Montreal and Quebec City Trip Report Day 1

Day 1 Montreal: Road trip! Clear skies and good driving let us make Montreal in good time. We checked into Maison Francois Denis, a funky apartment just a short walk away from Au Pied de Cochon. Once you make it up the craaaaazy spiral stairs, the apartment itself is very clean and very quiet even though it’s on a main street.


The next stop in the city was at La Chouette cafe for a much needed coffee. We didn’t know it at the time, but they’re very popular for their cookie decorating sessions where they bake the cookies in house and let you personalize them yourself. No decorating for us, but the lattes were delicious.

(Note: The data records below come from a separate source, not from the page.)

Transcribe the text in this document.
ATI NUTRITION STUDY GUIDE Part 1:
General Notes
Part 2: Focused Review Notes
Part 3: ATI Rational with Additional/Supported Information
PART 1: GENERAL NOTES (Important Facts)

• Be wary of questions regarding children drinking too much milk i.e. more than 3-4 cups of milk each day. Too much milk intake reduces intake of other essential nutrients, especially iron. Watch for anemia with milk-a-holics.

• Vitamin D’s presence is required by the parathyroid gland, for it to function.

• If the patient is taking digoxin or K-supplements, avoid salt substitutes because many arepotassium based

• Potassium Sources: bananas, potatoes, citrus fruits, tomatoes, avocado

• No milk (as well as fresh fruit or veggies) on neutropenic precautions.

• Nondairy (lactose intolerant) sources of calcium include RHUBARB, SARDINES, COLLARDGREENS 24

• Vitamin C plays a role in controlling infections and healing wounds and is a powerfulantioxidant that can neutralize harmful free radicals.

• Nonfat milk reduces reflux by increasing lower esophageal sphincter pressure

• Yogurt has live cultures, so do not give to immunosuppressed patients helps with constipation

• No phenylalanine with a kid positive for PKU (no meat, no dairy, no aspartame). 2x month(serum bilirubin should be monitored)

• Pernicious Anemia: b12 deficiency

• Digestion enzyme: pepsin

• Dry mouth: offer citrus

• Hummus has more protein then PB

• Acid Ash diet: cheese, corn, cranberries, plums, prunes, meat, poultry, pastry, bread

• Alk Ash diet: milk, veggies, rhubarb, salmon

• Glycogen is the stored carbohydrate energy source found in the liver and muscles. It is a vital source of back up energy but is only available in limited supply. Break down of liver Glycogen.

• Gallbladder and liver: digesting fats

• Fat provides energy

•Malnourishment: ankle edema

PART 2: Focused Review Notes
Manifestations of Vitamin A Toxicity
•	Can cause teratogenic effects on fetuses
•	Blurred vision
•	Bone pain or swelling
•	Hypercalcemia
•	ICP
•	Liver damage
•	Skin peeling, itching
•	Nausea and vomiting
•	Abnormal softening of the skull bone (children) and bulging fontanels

Dinner! Au Pied de Cochon: Yep, this is the temple of foie gras and gastronomic excess. Excellent food. The only just okay dish was their signature duck in a can. They make the cans in house as a vessel to cook the duck in. This isn’t a real conserve, so it’s not something you can buy and have in your cupboard. What’s inside is cooked to rare but the flavours were muddied and it tasted mostly of cabbage. Fun gimmick, but far outshone by the other dishes. I wouldn’t order it again.
Menu:


Duck temaki:

Foie gras nigiri:

Foie gras and poached pear:

Duck in a can:

Standout of the night was the guinea fowl and morels. If you like morels, they’re stuffed into the guinea fowl, sauteed and also pureed into the sauce:

Dessert was an over-the-top rich pouding chomeur - cake cooked in a butter maple syrup sauce. Move over, butter tarts:

Definitely worth the trip. We waddled back to the apartment.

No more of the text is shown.